CrewAI Integration
HatiData integrates with CrewAI as an agent-native data layer — giving multi-agent crews governed access to your structured data, persistent memory that survives between runs, and per-agent billing attribution for cost tracking. Each agent in a crew gets its own agent_id, so HatiData can audit, meter, and enforce policy per role rather than per crew.
The crewai-hatidata package provides four BaseTool implementations and a persistent memory backend:
| Component | Purpose |
|---|---|
HatiDataQueryTool | Execute SQL against the data layer |
HatiDataListTablesTool | List tables the agent has permission to see |
HatiDataDescribeTableTool | Get column schema for a table |
HatiDataContextSearchTool | RAG full-text search over table content |
HatiDataMemory | Persistent task and conversation memory |
Installation
pip install crewai-hatidata
Dependencies: hatidata-agent, crewai >= 0.30.0
Tools
All four tools share the same connection parameters:
| Parameter | Default | Description |
|---|---|---|
host | "localhost" | HatiData proxy hostname |
port | 5439 | Proxy port |
agent_id | "crewai-agent" | Agent identifier for billing and audit |
database | "hatidata" | Database name |
user | "agent" | Username |
password | "" | API key (hd_live_* or hd_test_*) |
HatiDataQueryTool
Execute SQL queries against the data layer. Supports both standard SQL and legacy dialect syntax (NVL, IFF, DATEDIFF) — auto-transpiled to native equivalents. The full multi-stage query pipeline runs on every call.
from crewai_hatidata import HatiDataQueryTool
query_tool = HatiDataQueryTool(
host="your-org.proxy.hatidata.com",
agent_id="analyst",
password="hd_live_your_api_key",
)
result = query_tool._run(
"SELECT customer_id, SUM(total) as revenue FROM orders GROUP BY 1 ORDER BY 2 DESC LIMIT 5"
)
HatiDataListTablesTool
List all tables the agent has permission to access (filtered by ABAC policy).
from crewai_hatidata import HatiDataListTablesTool
list_tool = HatiDataListTablesTool(
host="your-org.proxy.hatidata.com",
agent_id="analyst",
password="hd_live_your_api_key",
)
result = list_tool._run("")
# Returns: "customers, orders, products, events"
HatiDataDescribeTableTool
Get column names, data types, and nullability for a specific table.
from crewai_hatidata import HatiDataDescribeTableTool
describe_tool = HatiDataDescribeTableTool(
host="your-org.proxy.hatidata.com",
agent_id="analyst",
password="hd_live_your_api_key",
)
result = describe_tool._run("orders")
# Returns: "id INTEGER NOT NULL\ncustomer_id INTEGER NOT NULL\ntotal DECIMAL(10,2)\ncreated_at TIMESTAMP"
HatiDataContextSearchTool
Full-text search over a table's text columns. Useful for RAG workflows where the agent needs context before constructing SQL queries.

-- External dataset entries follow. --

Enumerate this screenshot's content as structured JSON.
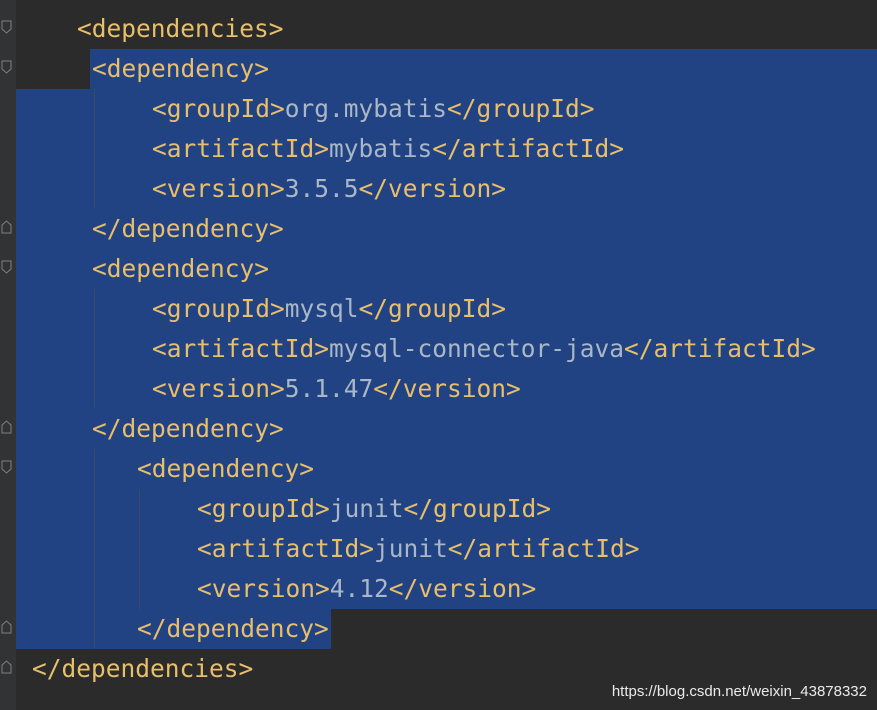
{
  "editor": {
    "language": "xml",
    "colors": {
      "background": "#2b2b2b",
      "selection": "#214283",
      "tag": "#e8bf6a",
      "text": "#a9b7c6",
      "gutter": "#313335"
    },
    "lines": [
      {
        "open": "<dependencies>",
        "value": "",
        "close": ""
      },
      {
        "open": "<dependency>",
        "value": "",
        "close": ""
      },
      {
        "open": "<groupId>",
        "value": "org.mybatis",
        "close": "</groupId>"
      },
      {
        "open": "<artifactId>",
        "value": "mybatis",
        "close": "</artifactId>"
      },
      {
        "open": "<version>",
        "value": "3.5.5",
        "close": "</version>"
      },
      {
        "open": "</dependency>",
        "value": "",
        "close": ""
      },
      {
        "open": "<dependency>",
        "value": "",
        "close": ""
      },
      {
        "open": "<groupId>",
        "value": "mysql",
        "close": "</groupId>"
      },
      {
        "open": "<artifactId>",
        "value": "mysql-connector-java",
        "close": "</artifactId>"
      },
      {
        "open": "<version>",
        "value": "5.1.47",
        "close": "</version>"
      },
      {
        "open": "</dependency>",
        "value": "",
        "close": ""
      },
      {
        "open": "<dependency>",
        "value": "",
        "close": ""
      },
      {
        "open": "<groupId>",
        "value": "junit",
        "close": "</groupId>"
      },
      {
        "open": "<artifactId>",
        "value": "junit",
        "close": "</artifactId>"
      },
      {
        "open": "<version>",
        "value": "4.12",
        "close": "</version>"
      },
      {
        "open": "</dependency>",
        "value": "",
        "close": ""
      },
      {
        "open": "</dependencies>",
        "value": "",
        "close": ""
      }
    ]
  },
  "watermark": "https://blog.csdn.net/weixin_43878332"
}
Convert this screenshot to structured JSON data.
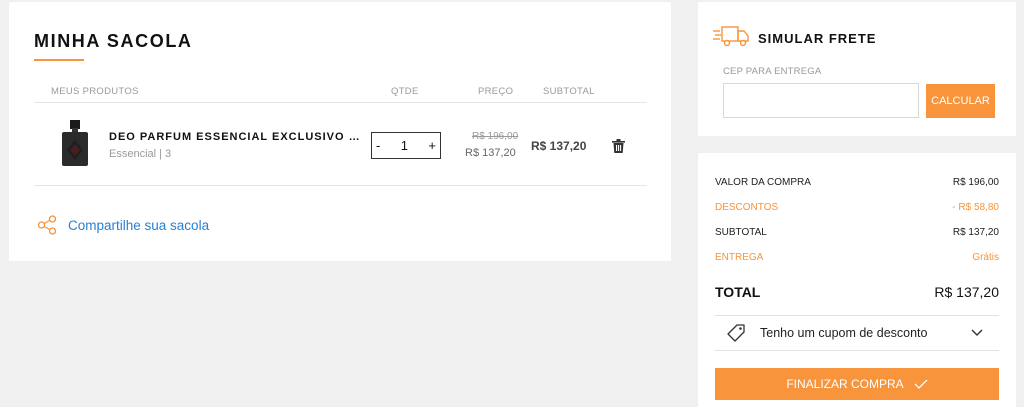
{
  "cart": {
    "title": "MINHA SACOLA",
    "columns": {
      "products": "MEUS PRODUTOS",
      "qty": "QTDE",
      "price": "PREÇO",
      "subtotal": "SUBTOTAL"
    },
    "item": {
      "name": "DEO PARFUM ESSENCIAL EXCLUSIVO …",
      "variant": "Essencial | 3",
      "quantity": "1",
      "qty_minus": "-",
      "qty_plus": "+",
      "price_old": "R$ 196,00",
      "price_new": "R$ 137,20",
      "subtotal": "R$ 137,20"
    },
    "share_label": "Compartilhe sua sacola"
  },
  "frete": {
    "title": "SIMULAR FRETE",
    "cep_label": "CEP PARA ENTREGA",
    "cep_value": "",
    "calc_label": "CALCULAR"
  },
  "summary": {
    "rows": [
      {
        "label": "VALOR DA COMPRA",
        "value": "R$ 196,00"
      },
      {
        "label": "DESCONTOS",
        "value": "- R$ 58,80"
      },
      {
        "label": "SUBTOTAL",
        "value": "R$ 137,20"
      },
      {
        "label": "ENTREGA",
        "value": "Grátis"
      }
    ],
    "total_label": "TOTAL",
    "total_value": "R$ 137,20",
    "coupon_label": "Tenho um cupom de desconto",
    "finish_label": "FINALIZAR COMPRA"
  },
  "colors": {
    "accent": "#f7943c",
    "link": "#2a7fd3",
    "background": "#f0f0f0"
  },
  "icons": [
    "perfume-bottle-image",
    "trash-icon",
    "share-icon",
    "truck-icon",
    "tag-icon",
    "chevron-down-icon",
    "check-icon"
  ]
}
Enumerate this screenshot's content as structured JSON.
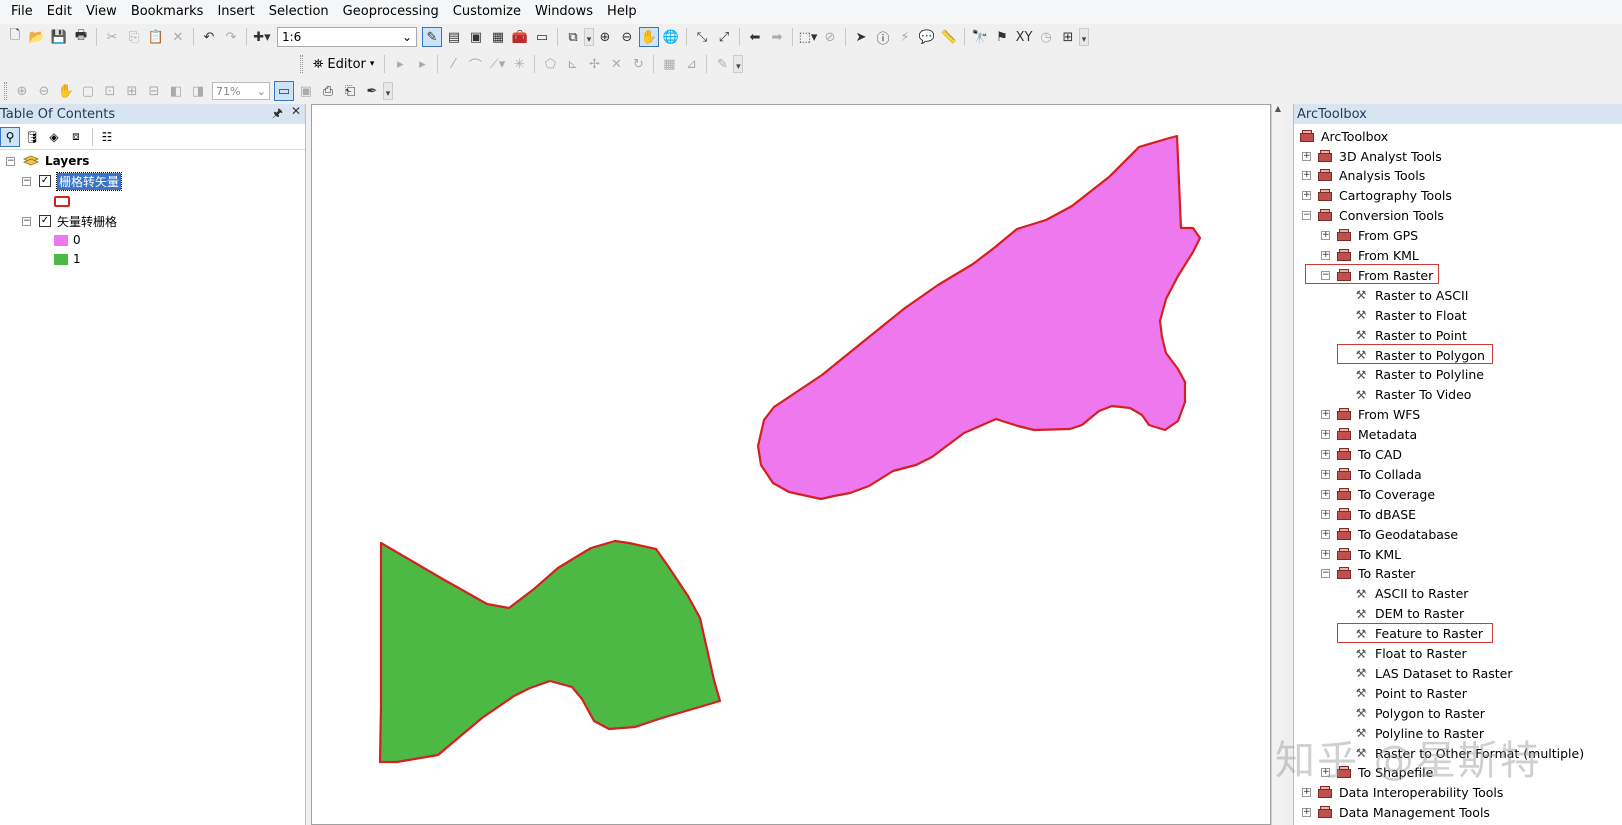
{
  "menu": [
    "File",
    "Edit",
    "View",
    "Bookmarks",
    "Insert",
    "Selection",
    "Geoprocessing",
    "Customize",
    "Windows",
    "Help"
  ],
  "toolbar": {
    "scale_value": "1:6",
    "editor_label": "Editor",
    "zoom_value": "71%"
  },
  "toc": {
    "title": "Table Of Contents",
    "pin_label": "ߨ",
    "close_label": "✕",
    "layers_label": "Layers",
    "layer1_name": "栅格转矢量",
    "layer2_name": "矢量转栅格",
    "class0_label": "0",
    "class1_label": "1"
  },
  "toolbox": {
    "title": "ArcToolbox",
    "root": "ArcToolbox",
    "items": [
      {
        "label": "3D Analyst Tools",
        "level": 0,
        "kind": "toolbox",
        "expander": "+"
      },
      {
        "label": "Analysis Tools",
        "level": 0,
        "kind": "toolbox",
        "expander": "+"
      },
      {
        "label": "Cartography Tools",
        "level": 0,
        "kind": "toolbox",
        "expander": "+"
      },
      {
        "label": "Conversion Tools",
        "level": 0,
        "kind": "toolbox",
        "expander": "-"
      },
      {
        "label": "From GPS",
        "level": 1,
        "kind": "toolset",
        "expander": "+"
      },
      {
        "label": "From KML",
        "level": 1,
        "kind": "toolset",
        "expander": "+"
      },
      {
        "label": "From Raster",
        "level": 1,
        "kind": "toolset",
        "expander": "-",
        "highlight": true
      },
      {
        "label": "Raster to ASCII",
        "level": 2,
        "kind": "tool"
      },
      {
        "label": "Raster to Float",
        "level": 2,
        "kind": "tool"
      },
      {
        "label": "Raster to Point",
        "level": 2,
        "kind": "tool"
      },
      {
        "label": "Raster to Polygon",
        "level": 2,
        "kind": "tool",
        "highlight": true
      },
      {
        "label": "Raster to Polyline",
        "level": 2,
        "kind": "tool"
      },
      {
        "label": "Raster To Video",
        "level": 2,
        "kind": "tool"
      },
      {
        "label": "From WFS",
        "level": 1,
        "kind": "toolset",
        "expander": "+"
      },
      {
        "label": "Metadata",
        "level": 1,
        "kind": "toolset",
        "expander": "+"
      },
      {
        "label": "To CAD",
        "level": 1,
        "kind": "toolset",
        "expander": "+"
      },
      {
        "label": "To Collada",
        "level": 1,
        "kind": "toolset",
        "expander": "+"
      },
      {
        "label": "To Coverage",
        "level": 1,
        "kind": "toolset",
        "expander": "+"
      },
      {
        "label": "To dBASE",
        "level": 1,
        "kind": "toolset",
        "expander": "+"
      },
      {
        "label": "To Geodatabase",
        "level": 1,
        "kind": "toolset",
        "expander": "+"
      },
      {
        "label": "To KML",
        "level": 1,
        "kind": "toolset",
        "expander": "+"
      },
      {
        "label": "To Raster",
        "level": 1,
        "kind": "toolset",
        "expander": "-"
      },
      {
        "label": "ASCII to Raster",
        "level": 2,
        "kind": "tool"
      },
      {
        "label": "DEM to Raster",
        "level": 2,
        "kind": "tool"
      },
      {
        "label": "Feature to Raster",
        "level": 2,
        "kind": "tool",
        "highlight": true
      },
      {
        "label": "Float to Raster",
        "level": 2,
        "kind": "tool"
      },
      {
        "label": "LAS Dataset to Raster",
        "level": 2,
        "kind": "tool"
      },
      {
        "label": "Point to Raster",
        "level": 2,
        "kind": "tool"
      },
      {
        "label": "Polygon to Raster",
        "level": 2,
        "kind": "tool"
      },
      {
        "label": "Polyline to Raster",
        "level": 2,
        "kind": "tool"
      },
      {
        "label": "Raster to Other Format (multiple)",
        "level": 2,
        "kind": "tool"
      },
      {
        "label": "To Shapefile",
        "level": 1,
        "kind": "toolset",
        "expander": "+"
      },
      {
        "label": "Data Interoperability Tools",
        "level": 0,
        "kind": "toolbox",
        "expander": "+"
      },
      {
        "label": "Data Management Tools",
        "level": 0,
        "kind": "toolbox",
        "expander": "+"
      }
    ]
  },
  "watermark": "知乎 @星斯特",
  "colors": {
    "class0_fill": "#ee78ee",
    "class1_fill": "#4cb944",
    "outline": "#d42020",
    "highlight_box": "#d23a3a"
  }
}
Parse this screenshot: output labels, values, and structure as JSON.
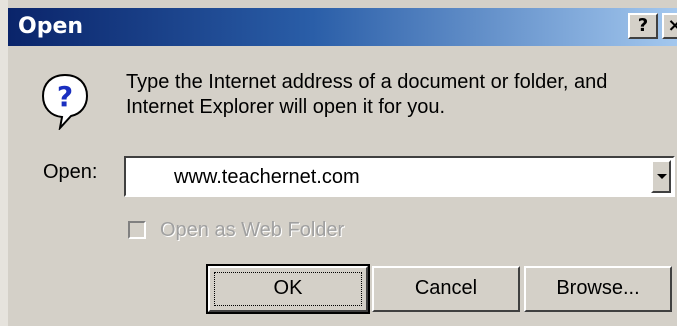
{
  "window": {
    "title": "Open",
    "help_button": "?",
    "close_button": "×"
  },
  "message": "Type the Internet address of a document or folder, and Internet Explorer will open it for you.",
  "open_field": {
    "label": "Open:",
    "value": "www.teachernet.com"
  },
  "web_folder": {
    "label": "Open as Web Folder",
    "checked": false,
    "enabled": false
  },
  "buttons": {
    "ok": "OK",
    "cancel": "Cancel",
    "browse": "Browse..."
  },
  "colors": {
    "dialog_bg": "#d4d0c8",
    "title_start": "#0a246a",
    "title_end": "#a6caf0",
    "disabled_text": "#a0a0a0"
  },
  "icons": {
    "message_icon": "question-icon",
    "dropdown": "chevron-down-icon"
  }
}
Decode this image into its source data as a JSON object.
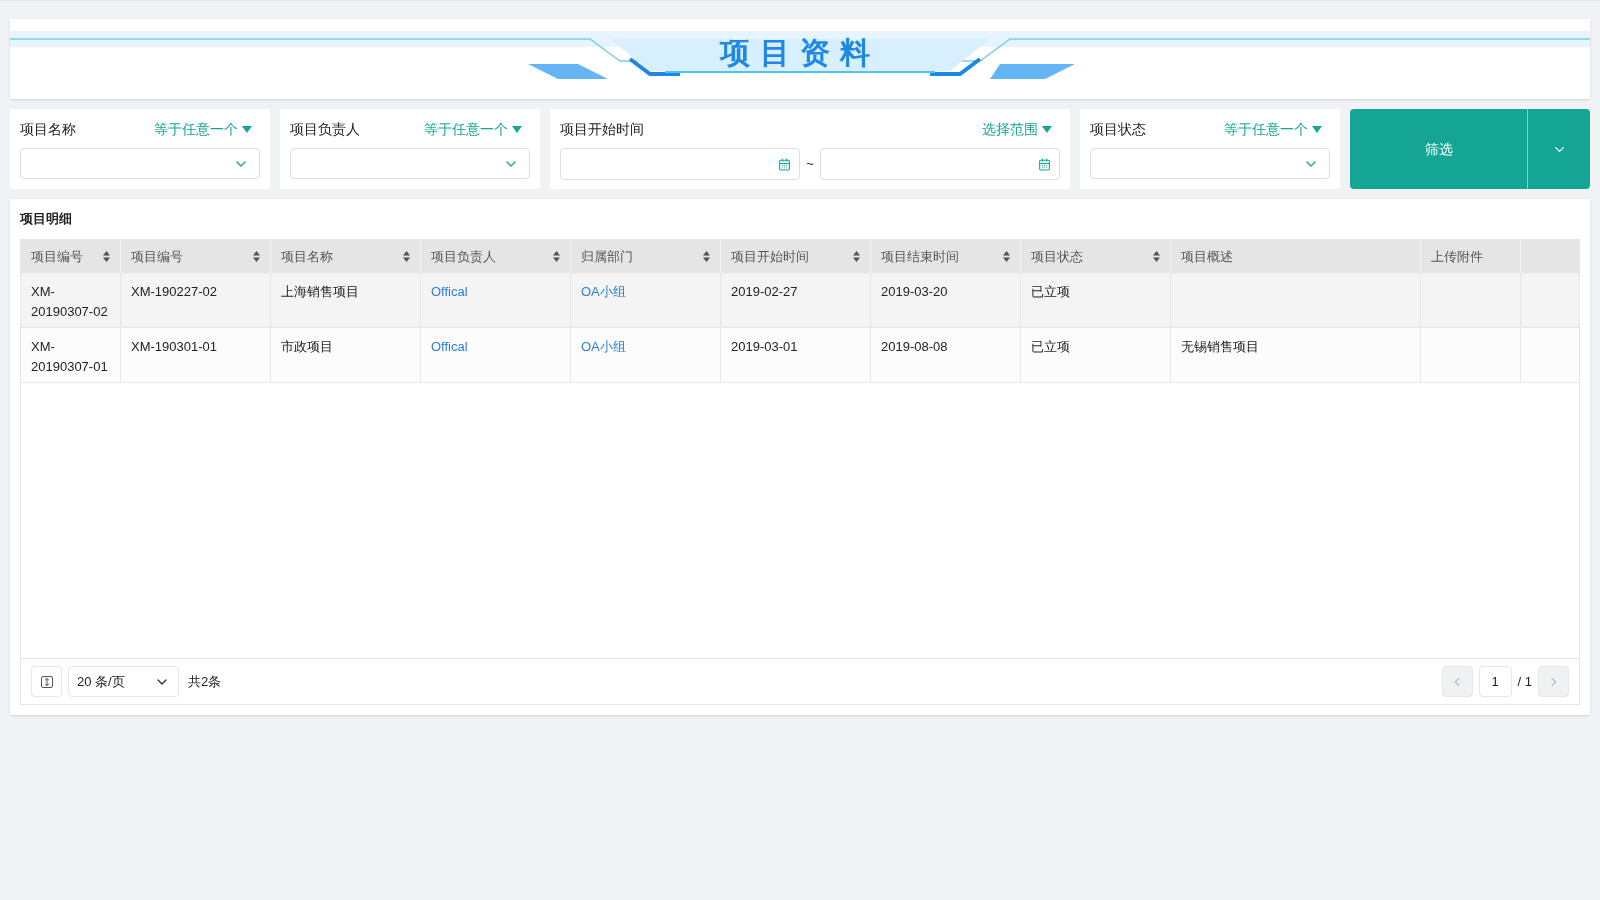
{
  "header": {
    "title": "项目资料"
  },
  "filters": [
    {
      "kind": "select",
      "label": "项目名称",
      "mode": "等于任意一个"
    },
    {
      "kind": "select",
      "label": "项目负责人",
      "mode": "等于任意一个"
    },
    {
      "kind": "daterange",
      "label": "项目开始时间",
      "mode": "选择范围",
      "separator": "~"
    },
    {
      "kind": "select",
      "label": "项目状态",
      "mode": "等于任意一个"
    }
  ],
  "filter_button": {
    "label": "筛选"
  },
  "table": {
    "title": "项目明细",
    "columns": [
      {
        "label": "项目编号",
        "sortable": true
      },
      {
        "label": "项目编号",
        "sortable": true
      },
      {
        "label": "项目名称",
        "sortable": true
      },
      {
        "label": "项目负责人",
        "sortable": true
      },
      {
        "label": "归属部门",
        "sortable": true
      },
      {
        "label": "项目开始时间",
        "sortable": true
      },
      {
        "label": "项目结束时间",
        "sortable": true
      },
      {
        "label": "项目状态",
        "sortable": true
      },
      {
        "label": "项目概述",
        "sortable": false
      },
      {
        "label": "上传附件",
        "sortable": false
      }
    ],
    "rows": [
      {
        "cells": [
          {
            "kind": "text",
            "text": "XM-20190307-02"
          },
          {
            "kind": "text",
            "text": "XM-190227-02"
          },
          {
            "kind": "text",
            "text": "上海销售项目"
          },
          {
            "kind": "link",
            "text": "Offical"
          },
          {
            "kind": "link",
            "text": "OA小组"
          },
          {
            "kind": "text",
            "text": "2019-02-27"
          },
          {
            "kind": "text",
            "text": "2019-03-20"
          },
          {
            "kind": "text",
            "text": "已立项"
          },
          {
            "kind": "empty"
          },
          {
            "kind": "empty"
          }
        ]
      },
      {
        "cells": [
          {
            "kind": "text",
            "text": "XM-20190307-01"
          },
          {
            "kind": "text",
            "text": "XM-190301-01"
          },
          {
            "kind": "text",
            "text": "市政项目"
          },
          {
            "kind": "link",
            "text": "Offical"
          },
          {
            "kind": "link",
            "text": "OA小组"
          },
          {
            "kind": "text",
            "text": "2019-03-01"
          },
          {
            "kind": "text",
            "text": "2019-08-08"
          },
          {
            "kind": "text",
            "text": "已立项"
          },
          {
            "kind": "text",
            "text": "无锡销售项目"
          },
          {
            "kind": "empty"
          }
        ]
      }
    ]
  },
  "pagination": {
    "page_size": "20 条/页",
    "total": "共2条",
    "page": "1",
    "pages": "/ 1"
  }
}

from crewai_hatidata import HatiDataContextSearchTool
search_tool = HatiDataContextSearchTool(
host="your-org.proxy.hatidata.com",
agent_id="analyst",
password="hd_live_your_api_key",
)
result = search_tool._run({"table": "knowledge_base", "query": "enterprise pricing"})
HatiDataMemory
Persistent task and conversation memory backed by HatiData's SQL engine. Unlike CrewAI's default in-memory storage, HatiDataMemory persists across runs and can be shared between agents in a crew through a common session_id.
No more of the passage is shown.